Photographer Colin Mika was hired to shoot a sequence of time lapses for McCarthy Tétrault LLP. Instead of going the usual route of shooting different locations, he used a snow globe to encapsulate the timelapse while using the narrow depth of field to “play” shaped bokeh around the snow globe.
In this post, Colin is breaking down the process of making the movie. (Which you can see right after the jump)
The rig is made up of 15mm rods and support brackets. It holds the camera at one end, and using a magic arm, the snow globe at the other.
Due to the snow globe acting like a lens, the image is inverted inside and so the only way to get an upright world inside the snow globe, the globe must be flipped and shot upside down. This makes the background bokeh inverted from the motion in the globe, but it also adds an interesting effect.

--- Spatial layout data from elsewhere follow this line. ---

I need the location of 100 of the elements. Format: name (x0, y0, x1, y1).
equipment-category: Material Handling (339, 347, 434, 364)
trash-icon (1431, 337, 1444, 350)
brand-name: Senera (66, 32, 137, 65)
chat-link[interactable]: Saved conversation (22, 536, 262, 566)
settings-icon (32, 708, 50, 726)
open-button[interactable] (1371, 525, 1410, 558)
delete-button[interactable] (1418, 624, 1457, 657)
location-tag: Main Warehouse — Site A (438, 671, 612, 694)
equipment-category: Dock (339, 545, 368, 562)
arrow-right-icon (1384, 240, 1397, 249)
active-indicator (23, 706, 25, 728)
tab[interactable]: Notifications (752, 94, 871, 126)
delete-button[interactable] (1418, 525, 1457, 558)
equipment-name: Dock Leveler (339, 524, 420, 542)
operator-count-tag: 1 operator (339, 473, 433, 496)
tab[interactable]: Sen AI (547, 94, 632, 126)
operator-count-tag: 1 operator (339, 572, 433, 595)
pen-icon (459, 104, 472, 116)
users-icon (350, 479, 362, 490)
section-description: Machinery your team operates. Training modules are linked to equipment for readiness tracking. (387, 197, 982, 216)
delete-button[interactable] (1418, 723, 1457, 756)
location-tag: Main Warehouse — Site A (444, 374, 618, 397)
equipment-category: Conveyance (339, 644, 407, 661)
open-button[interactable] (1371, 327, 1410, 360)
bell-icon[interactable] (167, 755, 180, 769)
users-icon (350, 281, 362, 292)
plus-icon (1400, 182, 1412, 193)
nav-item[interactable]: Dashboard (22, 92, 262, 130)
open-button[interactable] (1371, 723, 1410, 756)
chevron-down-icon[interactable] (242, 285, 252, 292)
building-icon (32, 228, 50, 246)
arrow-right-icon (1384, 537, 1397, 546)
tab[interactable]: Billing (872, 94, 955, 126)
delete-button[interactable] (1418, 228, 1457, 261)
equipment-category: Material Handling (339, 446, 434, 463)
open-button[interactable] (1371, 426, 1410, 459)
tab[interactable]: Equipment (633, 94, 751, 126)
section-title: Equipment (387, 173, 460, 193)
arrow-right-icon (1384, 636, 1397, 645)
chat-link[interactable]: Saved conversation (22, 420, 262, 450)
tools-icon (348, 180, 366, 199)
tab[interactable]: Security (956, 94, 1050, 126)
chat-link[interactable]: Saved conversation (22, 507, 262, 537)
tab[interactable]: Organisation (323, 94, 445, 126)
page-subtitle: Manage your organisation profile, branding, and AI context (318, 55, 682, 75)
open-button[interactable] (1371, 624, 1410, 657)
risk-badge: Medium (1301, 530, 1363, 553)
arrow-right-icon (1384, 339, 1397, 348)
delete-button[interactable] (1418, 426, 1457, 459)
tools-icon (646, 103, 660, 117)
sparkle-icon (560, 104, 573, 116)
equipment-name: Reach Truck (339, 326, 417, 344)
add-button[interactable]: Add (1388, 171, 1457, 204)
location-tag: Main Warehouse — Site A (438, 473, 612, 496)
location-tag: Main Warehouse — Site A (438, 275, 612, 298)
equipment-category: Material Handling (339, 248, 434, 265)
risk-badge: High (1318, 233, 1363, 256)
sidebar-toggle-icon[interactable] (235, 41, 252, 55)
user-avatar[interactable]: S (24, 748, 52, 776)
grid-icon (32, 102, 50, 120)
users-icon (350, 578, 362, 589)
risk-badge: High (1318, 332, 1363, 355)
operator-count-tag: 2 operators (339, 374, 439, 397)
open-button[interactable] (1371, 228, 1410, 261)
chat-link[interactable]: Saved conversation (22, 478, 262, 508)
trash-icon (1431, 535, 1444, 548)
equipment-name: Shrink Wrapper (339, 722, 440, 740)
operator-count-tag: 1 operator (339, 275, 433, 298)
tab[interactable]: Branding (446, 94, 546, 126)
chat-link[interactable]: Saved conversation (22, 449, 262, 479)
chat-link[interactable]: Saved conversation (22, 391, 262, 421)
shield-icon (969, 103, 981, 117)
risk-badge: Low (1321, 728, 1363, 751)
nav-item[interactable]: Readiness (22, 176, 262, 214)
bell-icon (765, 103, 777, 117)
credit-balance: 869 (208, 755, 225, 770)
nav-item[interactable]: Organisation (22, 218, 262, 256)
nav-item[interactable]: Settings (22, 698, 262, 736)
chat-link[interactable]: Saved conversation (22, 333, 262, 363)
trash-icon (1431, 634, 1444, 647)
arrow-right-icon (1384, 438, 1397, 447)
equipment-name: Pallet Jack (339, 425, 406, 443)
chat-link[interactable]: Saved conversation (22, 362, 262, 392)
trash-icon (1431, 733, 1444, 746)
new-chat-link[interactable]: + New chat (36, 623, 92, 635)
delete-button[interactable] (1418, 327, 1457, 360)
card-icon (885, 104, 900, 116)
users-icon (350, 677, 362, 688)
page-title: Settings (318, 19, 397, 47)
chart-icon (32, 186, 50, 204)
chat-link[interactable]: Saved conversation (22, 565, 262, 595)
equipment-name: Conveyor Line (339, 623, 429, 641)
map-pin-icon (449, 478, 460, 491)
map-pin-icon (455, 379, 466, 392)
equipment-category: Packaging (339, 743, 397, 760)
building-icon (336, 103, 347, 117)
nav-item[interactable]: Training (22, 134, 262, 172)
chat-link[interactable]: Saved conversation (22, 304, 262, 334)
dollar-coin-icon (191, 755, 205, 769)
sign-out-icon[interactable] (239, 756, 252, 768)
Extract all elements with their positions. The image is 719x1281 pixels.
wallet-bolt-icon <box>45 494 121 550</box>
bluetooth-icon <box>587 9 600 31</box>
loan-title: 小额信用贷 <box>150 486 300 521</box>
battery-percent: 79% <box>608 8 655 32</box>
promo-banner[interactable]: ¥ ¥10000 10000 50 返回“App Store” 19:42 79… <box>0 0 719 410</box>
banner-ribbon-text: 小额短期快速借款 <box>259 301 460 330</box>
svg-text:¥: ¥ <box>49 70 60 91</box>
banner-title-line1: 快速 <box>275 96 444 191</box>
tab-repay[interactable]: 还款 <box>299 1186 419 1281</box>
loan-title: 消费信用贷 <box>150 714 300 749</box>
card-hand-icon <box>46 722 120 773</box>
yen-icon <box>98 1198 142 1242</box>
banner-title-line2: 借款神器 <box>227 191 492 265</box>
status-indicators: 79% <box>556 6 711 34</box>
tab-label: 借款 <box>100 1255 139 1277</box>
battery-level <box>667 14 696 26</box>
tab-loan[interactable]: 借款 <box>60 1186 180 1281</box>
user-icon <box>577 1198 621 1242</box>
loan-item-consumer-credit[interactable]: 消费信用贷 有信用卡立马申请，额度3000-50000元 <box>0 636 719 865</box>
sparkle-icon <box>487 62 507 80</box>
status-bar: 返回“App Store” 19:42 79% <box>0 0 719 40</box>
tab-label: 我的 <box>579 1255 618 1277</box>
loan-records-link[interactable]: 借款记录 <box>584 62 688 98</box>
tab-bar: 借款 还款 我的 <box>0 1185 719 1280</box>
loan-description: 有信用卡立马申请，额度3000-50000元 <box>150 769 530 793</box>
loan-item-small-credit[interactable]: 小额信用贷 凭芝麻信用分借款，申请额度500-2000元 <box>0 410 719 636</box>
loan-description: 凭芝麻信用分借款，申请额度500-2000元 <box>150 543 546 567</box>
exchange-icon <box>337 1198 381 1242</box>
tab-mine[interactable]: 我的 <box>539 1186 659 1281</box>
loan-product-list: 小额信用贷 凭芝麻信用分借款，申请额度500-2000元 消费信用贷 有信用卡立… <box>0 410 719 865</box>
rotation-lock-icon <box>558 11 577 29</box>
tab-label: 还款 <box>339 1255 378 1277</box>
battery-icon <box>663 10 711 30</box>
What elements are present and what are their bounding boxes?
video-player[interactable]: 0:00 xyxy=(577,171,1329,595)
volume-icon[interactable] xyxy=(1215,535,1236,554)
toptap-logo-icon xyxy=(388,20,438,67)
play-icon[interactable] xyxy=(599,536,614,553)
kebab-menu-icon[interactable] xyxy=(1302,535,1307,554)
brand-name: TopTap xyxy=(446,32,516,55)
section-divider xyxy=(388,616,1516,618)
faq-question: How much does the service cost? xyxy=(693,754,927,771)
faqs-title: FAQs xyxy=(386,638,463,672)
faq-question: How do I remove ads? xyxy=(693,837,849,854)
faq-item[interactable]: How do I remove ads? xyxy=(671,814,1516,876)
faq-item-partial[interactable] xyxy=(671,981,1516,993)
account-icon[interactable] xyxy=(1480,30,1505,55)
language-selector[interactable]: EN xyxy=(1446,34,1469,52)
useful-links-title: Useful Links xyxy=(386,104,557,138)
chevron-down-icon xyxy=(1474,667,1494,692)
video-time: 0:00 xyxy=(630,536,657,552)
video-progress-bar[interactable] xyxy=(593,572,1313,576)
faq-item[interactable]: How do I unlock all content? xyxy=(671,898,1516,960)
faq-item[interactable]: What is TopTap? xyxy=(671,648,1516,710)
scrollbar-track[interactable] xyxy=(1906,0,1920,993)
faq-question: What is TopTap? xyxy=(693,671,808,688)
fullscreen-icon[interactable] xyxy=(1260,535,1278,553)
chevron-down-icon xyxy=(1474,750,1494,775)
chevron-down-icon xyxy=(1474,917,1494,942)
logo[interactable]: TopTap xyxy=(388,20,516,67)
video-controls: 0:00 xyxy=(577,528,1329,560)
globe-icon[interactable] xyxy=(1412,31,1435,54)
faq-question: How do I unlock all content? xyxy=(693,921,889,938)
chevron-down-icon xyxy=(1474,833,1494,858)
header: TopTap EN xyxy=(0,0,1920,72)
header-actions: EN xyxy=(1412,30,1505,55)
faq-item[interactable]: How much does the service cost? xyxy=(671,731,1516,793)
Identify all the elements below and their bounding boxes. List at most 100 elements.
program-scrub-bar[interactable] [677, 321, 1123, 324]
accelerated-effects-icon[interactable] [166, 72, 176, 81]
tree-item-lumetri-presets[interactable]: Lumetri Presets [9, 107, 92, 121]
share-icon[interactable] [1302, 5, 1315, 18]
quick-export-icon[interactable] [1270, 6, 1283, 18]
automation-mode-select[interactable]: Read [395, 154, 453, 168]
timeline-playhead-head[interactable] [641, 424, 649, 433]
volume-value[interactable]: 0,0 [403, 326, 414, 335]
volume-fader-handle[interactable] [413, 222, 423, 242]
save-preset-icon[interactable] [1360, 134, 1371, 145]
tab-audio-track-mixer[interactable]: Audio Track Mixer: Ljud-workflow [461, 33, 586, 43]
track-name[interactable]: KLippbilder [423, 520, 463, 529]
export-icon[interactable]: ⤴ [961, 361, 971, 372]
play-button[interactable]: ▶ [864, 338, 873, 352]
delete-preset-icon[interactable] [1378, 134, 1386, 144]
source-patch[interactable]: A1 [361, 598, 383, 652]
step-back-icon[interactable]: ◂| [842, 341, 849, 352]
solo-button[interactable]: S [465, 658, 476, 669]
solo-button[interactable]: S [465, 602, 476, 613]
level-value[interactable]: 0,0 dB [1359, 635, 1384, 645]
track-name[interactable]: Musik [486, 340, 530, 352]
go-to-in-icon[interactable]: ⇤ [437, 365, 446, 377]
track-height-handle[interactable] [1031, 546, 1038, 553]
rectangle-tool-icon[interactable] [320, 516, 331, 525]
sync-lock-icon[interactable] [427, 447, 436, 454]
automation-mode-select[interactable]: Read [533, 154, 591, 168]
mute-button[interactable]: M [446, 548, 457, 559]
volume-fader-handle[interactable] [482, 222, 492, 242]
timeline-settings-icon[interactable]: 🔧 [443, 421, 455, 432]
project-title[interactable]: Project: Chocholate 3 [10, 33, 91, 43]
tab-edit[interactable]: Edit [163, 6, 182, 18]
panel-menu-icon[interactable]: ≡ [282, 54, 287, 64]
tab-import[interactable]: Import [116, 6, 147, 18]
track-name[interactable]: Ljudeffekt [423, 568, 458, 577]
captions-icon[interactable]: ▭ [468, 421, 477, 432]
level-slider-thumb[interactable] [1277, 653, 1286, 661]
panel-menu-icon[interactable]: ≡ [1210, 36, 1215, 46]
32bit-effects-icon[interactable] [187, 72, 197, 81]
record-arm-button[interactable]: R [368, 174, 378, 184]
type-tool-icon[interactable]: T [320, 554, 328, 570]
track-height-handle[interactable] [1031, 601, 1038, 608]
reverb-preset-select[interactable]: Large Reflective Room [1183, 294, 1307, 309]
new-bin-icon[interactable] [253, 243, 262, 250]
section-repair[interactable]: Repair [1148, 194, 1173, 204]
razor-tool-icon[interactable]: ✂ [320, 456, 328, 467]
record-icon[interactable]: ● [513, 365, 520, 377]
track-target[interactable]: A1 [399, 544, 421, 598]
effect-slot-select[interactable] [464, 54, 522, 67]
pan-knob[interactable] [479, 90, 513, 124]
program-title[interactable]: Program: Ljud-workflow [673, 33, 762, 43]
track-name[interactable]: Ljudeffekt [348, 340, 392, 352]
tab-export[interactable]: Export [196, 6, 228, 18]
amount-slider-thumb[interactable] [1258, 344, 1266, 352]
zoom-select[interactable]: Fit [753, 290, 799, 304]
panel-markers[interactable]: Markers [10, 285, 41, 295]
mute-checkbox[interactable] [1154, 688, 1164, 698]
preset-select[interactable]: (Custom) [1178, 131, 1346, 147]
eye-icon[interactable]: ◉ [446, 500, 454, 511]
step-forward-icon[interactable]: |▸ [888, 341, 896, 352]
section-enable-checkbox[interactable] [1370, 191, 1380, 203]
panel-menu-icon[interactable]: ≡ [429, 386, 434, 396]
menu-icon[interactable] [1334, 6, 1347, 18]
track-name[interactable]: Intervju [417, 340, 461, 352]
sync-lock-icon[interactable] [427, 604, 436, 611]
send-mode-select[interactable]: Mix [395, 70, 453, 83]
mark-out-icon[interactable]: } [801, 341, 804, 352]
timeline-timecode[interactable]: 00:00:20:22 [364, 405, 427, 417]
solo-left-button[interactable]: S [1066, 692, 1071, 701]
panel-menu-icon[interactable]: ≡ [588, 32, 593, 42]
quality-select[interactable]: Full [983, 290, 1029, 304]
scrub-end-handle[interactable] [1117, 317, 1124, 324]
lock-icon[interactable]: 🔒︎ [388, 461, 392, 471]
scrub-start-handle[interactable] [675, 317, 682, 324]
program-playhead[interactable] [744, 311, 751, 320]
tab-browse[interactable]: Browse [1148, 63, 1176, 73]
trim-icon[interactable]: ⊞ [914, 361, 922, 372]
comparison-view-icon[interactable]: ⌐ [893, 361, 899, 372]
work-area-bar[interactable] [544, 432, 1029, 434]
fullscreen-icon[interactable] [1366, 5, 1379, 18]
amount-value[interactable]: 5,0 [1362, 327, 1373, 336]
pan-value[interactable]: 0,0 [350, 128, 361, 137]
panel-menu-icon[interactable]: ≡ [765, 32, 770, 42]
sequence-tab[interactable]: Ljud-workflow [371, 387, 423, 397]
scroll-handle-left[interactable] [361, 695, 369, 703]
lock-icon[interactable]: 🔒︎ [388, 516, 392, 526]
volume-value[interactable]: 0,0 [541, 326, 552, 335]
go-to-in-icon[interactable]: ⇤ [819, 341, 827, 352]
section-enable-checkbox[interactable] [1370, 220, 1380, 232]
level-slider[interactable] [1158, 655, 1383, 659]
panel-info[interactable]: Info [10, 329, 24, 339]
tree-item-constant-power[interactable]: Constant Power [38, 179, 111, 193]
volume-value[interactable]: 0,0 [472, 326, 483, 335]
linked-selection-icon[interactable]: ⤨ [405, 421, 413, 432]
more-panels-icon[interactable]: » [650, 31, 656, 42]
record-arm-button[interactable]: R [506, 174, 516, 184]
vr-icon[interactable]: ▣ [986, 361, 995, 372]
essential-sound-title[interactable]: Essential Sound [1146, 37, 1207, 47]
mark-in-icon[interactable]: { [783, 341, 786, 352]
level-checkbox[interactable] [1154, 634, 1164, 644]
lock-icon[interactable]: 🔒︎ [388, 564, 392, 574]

As an example, the freeway shot with traffic shows the bokeh snow flakes rising up and out of the globe, while the traffic in the globe is traveling towards the bottom of frame.
To obtain focus I used a Canon Macro 50mm 2.5. This allowed me to bring the globe as close to the camera as I desired. The bokeh shapes act like an aperture and when they are used in the shot, they increase depth of field and allow more to be in focus inside the globe. For shots without bokeh shapes I stopped the lens down enough to get the depth I needed, usually closed down to f5.6 or more. I disengage the lens from the camera while holding the depth of field preview button to lock the aperture and reduce any flickering that is a result of slight variations in the aperture closing during timelapse sequences. My 5D mark II has Magic Lantern firmware installed which gives me a internal intervalometer.
The bokeh shapes were hand cut with a stencil cutter and cut to size to fit in front of the glass of the Canon 50mm lens. This can be rather tedious as the shapes must be just the right size.
The cities chosen were based on the office locations of McCarthy Tétrault. I had two days in each city to find iconic and breathtaking views to capture. Most of the time I could use google earth to scout ahead, but other spots came from locals’ recommendations and sometimes even looking at postcards and then tracking down the locations where they were shot.
Thoughts For The Future
If I do another video like this I will have to try to add “snow” inside the globe. I experimented with different liquids and oils to slow down the snow so that it would fall slowly for a timelapse, but I still have to figure out how to get around gravity, as the globe is upside down :-) Magnets perhaps? Ill save that for the next version!
P.S. way back we featured the grandfather of this project, An L.A. time lapse encapsulated in a snow globe.